RIDEA III.  The Company holds a 90% ownership interest in a joint venture entity formed in June 2015 that operates senior housing properties in a RIDEA structure (“RIDEA III OpCo”). The Company consolidates RIDEA III OpCo as the primary beneficiary because it has the ability to control the activities that most significantly impact the VIE’s economic performance. The assets of RIDEA III OpCo primarily consist of leasehold interests in senior housing facilities (operating leases), resident fees receivable, and cash and cash equivalents; its obligations primarily consist of lease payments to a non-VIE consolidated subsidiary of the Company and operating expenses of its senior housing facilities (accounts payable and accrued expenses). Assets generated by the senior housing operations (primarily from senior housing resident rents) of RIDEA III OpCo may only be used to settle its contractual obligations (primarily from the rental costs and operating expenses incurred to manage such facilities).

 

Other consolidated VIEs.  The Company made a loan to an entity that entered into a tax credit structure (“Tax Credit Subsidiary”) and a loan to an entity that made an investment in a development joint venture (“Development JV”) both of which are considered VIEs.

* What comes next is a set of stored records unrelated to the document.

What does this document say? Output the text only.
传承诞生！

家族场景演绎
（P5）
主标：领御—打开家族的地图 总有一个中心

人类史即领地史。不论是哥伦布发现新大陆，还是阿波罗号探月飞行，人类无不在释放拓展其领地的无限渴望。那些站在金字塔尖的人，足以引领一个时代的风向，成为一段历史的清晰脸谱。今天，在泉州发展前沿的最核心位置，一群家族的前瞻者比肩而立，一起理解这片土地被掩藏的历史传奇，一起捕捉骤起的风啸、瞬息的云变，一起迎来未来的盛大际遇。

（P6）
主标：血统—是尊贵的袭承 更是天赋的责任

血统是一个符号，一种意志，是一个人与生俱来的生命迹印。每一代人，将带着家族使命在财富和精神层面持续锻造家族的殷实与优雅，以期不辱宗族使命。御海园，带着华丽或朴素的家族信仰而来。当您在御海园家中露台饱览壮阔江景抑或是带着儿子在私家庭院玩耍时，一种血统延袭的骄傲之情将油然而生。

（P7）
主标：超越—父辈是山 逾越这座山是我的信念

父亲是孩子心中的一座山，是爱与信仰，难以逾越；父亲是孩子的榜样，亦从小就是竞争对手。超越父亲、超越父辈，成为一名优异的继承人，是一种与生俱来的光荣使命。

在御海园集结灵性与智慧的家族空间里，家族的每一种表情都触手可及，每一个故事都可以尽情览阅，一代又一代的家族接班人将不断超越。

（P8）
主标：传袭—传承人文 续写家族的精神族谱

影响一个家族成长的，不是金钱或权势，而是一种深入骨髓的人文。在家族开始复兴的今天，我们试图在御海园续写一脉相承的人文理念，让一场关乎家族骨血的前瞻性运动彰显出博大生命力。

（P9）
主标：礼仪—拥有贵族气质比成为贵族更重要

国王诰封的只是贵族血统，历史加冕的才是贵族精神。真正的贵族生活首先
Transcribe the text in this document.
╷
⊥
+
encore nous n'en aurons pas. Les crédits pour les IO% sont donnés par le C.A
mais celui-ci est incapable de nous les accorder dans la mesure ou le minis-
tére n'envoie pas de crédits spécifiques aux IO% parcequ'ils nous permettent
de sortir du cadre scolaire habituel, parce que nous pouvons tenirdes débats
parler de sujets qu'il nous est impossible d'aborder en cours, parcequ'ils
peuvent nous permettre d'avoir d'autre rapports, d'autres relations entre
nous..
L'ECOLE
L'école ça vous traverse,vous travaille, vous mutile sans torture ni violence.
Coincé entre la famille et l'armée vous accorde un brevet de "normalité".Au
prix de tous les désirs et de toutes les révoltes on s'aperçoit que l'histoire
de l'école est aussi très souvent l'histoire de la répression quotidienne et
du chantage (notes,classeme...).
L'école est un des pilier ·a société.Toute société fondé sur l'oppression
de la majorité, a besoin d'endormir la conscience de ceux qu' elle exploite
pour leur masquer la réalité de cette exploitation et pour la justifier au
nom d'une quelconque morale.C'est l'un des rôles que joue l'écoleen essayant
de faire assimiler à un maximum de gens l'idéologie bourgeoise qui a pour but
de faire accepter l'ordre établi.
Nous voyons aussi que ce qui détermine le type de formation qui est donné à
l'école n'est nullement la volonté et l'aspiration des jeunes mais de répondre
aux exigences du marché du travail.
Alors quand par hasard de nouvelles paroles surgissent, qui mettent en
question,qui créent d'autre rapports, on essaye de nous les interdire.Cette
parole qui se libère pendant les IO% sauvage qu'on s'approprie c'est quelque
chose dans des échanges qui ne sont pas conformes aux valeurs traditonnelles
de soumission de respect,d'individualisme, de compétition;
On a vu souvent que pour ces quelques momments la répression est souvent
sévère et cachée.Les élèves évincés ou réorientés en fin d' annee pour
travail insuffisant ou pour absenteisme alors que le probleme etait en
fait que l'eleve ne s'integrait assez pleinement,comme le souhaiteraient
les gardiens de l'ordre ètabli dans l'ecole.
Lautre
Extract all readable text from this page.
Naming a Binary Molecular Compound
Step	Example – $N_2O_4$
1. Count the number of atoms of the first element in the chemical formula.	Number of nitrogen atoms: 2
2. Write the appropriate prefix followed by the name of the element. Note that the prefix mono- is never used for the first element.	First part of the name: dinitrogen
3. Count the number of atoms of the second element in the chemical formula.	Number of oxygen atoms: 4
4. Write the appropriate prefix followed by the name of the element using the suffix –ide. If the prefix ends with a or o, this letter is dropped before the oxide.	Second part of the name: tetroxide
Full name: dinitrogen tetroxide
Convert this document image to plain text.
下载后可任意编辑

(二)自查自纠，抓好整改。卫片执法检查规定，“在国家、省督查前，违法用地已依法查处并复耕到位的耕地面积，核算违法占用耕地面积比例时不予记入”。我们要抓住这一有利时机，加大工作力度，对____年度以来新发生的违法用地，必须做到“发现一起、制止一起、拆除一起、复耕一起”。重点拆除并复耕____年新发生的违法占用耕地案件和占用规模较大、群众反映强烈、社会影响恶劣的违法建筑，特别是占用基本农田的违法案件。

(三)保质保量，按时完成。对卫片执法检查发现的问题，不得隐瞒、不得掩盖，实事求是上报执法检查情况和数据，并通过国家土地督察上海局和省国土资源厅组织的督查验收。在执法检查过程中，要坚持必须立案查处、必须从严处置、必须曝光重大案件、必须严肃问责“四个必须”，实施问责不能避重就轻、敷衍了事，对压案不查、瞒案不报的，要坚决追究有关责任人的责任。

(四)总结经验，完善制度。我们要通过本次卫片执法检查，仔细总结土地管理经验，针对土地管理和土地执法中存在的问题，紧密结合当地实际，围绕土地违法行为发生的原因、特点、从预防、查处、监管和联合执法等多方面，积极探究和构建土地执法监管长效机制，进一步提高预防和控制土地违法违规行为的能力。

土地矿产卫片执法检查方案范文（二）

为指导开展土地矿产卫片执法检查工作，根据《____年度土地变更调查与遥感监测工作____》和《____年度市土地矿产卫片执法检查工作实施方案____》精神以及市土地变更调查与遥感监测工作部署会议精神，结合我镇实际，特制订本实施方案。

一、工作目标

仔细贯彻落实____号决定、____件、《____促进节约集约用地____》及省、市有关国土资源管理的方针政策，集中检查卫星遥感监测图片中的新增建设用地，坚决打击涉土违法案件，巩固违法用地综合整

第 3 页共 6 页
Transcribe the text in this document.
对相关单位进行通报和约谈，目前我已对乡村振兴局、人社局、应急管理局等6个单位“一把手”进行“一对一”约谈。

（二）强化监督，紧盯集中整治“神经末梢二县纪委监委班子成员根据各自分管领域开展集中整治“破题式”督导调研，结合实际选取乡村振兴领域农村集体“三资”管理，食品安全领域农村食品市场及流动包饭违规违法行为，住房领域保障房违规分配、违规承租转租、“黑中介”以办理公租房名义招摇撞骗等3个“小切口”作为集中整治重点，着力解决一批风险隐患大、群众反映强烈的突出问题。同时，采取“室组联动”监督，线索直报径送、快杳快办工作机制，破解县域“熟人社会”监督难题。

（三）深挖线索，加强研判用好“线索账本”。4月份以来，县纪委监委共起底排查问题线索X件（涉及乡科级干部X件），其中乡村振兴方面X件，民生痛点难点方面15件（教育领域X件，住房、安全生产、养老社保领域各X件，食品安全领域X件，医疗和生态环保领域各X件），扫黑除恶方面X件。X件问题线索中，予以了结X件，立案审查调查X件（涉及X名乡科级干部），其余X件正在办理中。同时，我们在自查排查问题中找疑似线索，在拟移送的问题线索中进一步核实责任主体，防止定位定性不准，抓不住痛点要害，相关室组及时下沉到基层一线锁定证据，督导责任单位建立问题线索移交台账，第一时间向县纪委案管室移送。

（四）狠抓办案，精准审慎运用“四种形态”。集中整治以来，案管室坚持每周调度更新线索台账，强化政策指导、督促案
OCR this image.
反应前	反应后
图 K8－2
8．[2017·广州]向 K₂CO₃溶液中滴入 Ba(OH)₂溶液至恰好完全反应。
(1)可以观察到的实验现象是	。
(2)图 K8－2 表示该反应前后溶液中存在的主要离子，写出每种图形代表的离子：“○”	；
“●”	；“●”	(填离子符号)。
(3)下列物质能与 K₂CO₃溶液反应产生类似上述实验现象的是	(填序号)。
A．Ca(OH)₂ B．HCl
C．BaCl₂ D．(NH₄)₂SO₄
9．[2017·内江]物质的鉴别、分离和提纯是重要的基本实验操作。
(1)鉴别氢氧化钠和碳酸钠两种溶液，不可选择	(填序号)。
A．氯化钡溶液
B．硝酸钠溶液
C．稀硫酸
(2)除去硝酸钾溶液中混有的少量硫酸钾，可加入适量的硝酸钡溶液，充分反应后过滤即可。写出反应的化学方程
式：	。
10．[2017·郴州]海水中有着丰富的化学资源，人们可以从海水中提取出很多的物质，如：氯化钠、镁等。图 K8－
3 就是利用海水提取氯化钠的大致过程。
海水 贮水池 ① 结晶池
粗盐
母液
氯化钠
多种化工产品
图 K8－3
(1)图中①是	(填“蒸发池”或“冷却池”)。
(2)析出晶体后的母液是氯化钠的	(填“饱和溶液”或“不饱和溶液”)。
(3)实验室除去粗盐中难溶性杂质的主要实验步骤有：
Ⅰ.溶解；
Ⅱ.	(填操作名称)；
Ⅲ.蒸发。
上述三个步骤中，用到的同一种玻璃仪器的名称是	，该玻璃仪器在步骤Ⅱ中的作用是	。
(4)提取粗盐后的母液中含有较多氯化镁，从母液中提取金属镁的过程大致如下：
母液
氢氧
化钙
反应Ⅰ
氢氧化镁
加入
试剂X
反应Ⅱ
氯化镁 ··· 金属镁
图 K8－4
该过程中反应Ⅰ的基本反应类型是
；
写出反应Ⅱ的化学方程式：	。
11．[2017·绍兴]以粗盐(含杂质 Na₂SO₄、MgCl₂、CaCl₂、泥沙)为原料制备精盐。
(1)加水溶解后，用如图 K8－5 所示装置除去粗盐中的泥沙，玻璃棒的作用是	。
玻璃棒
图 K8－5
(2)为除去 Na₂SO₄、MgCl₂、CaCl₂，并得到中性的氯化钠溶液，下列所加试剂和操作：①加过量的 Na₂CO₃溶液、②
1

The Company consolidates the Tax Credit Subsidiary and Development JV because it is the primary beneficiary as it has the ability to control the activities that most significantly impact the VIEs’ economic performance. The assets and liabilities of the Tax Credit Subsidiary and Development JV substantially consist of development in progress, notes receivable, prepaid expenses, notes payable, and accounts payable and accrued liabilities generated from their operating activities. Any assets generated by the operating activities of the Tax Credit Subsidiary and Development JV may only be used to settle their contractual obligations.